Several years after the events of the first film a group of counselors gather at a new camp on Crystal Lake, a mere few miles from the multiple murder site of Camp Crystal Lake. They’re gathered to learn the basics of being counselors before the camp opens up for business. Unfortunately for them, Jason Voorhees is protective of his woods and knows only an inherited hatred of camp counselors. Let the tops come off and the blood gush out.
This installment is a huge step towards what most people think of when considering a Jason Voorhees film. It’s a few minutes shorter than the first one, but packs in about the same amount of kills, though they come at more regular intervals and don’t leave you waiting long before splattering some blood. Nine or ten people fall victim to the somewhat bumbling Voorhees.
Things get started with an ice pick to the head – and heads don’t get to take the rest of the film off either. There is a clawhammer to the head and a machete to the head. Add in some barbed wire strangulation, a slit throat, a guy in a wheelchair knocked down some stairs, a two-point spear thrust, some stabs, and a pick axe to the leg. Also, Jason gets kicked in the nuts.
There is a sex scene, some brief glimpses of ladies in lingerie, and thankfully the hottest and fittest babe decides to go for a fully nude swimming session – and that’s after she spends the first 40 minutes walking around in shorty-short shorts and a midriff bearing shirt. Thank you, ma’am.
No, seriously this time – listen to Crazy Ralph! Although, even Ralph doesn’t listen to his own advice, to his detriment.
In an effort to more strongly bind this film to the first, there is a six and a half minute recap, which is a bit tedious to people familiar with the story or those who have just watched it recently, but I digress. I’m a big fan of Friday the 13th Part 2 because it really is the beginning of Jason Voorhees coming to the forefront and doing what he does best – stabbing horny people. It’s the beginning, but clearly not the final product. Jason is missing his hockey mask, of course, and he’s not an unstoppable killing machine. He’s big, kind of clumsy, and may best be described as “a frightened retard” – not my words, but rather the character Ginny from the film.

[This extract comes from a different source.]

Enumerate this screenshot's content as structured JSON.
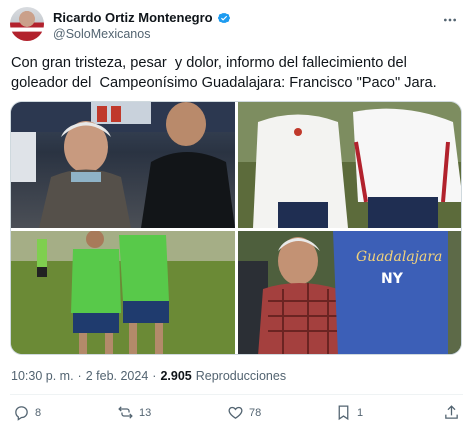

The familiar structure is more firmly in place with a larger cast of counselors, virtually all of whom are interested in seeing their colleagues naked. The worst offenders, of course, soon find themselves penetrated by a variety of sharp objects. The kills themselves are pretty good, though when compared to what happens on screen these days are somewhat tame. Overall, the blood and guts isn’t phenomenal due to the films age, but it is enjoyable from the gorehound point of view.
The DVD includes some extras, including part two of the Lost Tales of Camp Blood, an interview with Peter Bracke, the author of Crystal Lake Memories, and some video footage of horror conventions featuring the esteemed franchise. This is definitely one any horror fan should have in their collection, its one of my favorite Jason Voorhees movies. It’s far better than the ones that most people my age first got introduced to, say for example Jason Takes Manhattan. For pure 80s slasher gold and the first real appearance of Jason Voorhees, Friday the 13th Part 2 is a worthy sequel and a great time.
Fun Fact: Young Jason Vorhees was never intended to become the villain of the series. At the end of the first installment, his appearance was intended to be a dream sequence. Most of the original creators and cast felt that Jason was dead all along.